University of Arizona professor Mary Koss has been researching rape since the 1980s, and her findings on acquaintance rape have changed the way we understand sexual assaults on college campuses.
In an NPR report this weekend on campus rape, Koss revealed two “‘OMG’ experiences” regarding her research on self-described sexual assault perpetrators. That research came out in 1987 from the only national survey of college men on the issue, according to NPR.
The most disturbing findings, Koss said, were that “7.7% of male students volunteered anonymously that they had engaged in or attempted forced sex” and that “Almost none considered it to be a crime.”

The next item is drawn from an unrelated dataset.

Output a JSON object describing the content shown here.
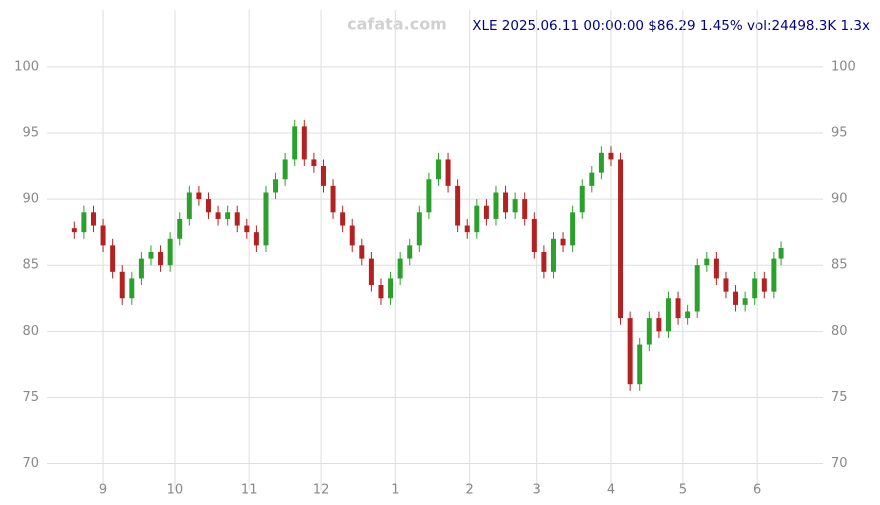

Here’s why so many male students don’t consider their actions to be sexual assault, according to Koss:
“They would say, ‘Yes, I held a woman down to have sex with her against her consent but that was definitely not rape,'” Koss says. Part of the reason that few of her respondents considered themselves sexual offenders, she said, is that they faced no negative consequences. No accusation. No shame. No punishment.
In short, student rapists often didn’t find any problem with their actions because they never faced consequences, either from their school or police. This is likely due to a combination of low rates of reporting from sexual assault victims and schools’ general lack of punishments for students found responsible for sexual assault.
In the NPR report, Koss also highlighted three “primary drivers” that push male students towards sexual offenses — “a culture of high alcohol consumption, peer pressure from other men to prove sexual prowess and men’s own attitudes favouring impersonal sex.”
Despite more awareness since the ’80s, college rape on campus is still a problem today.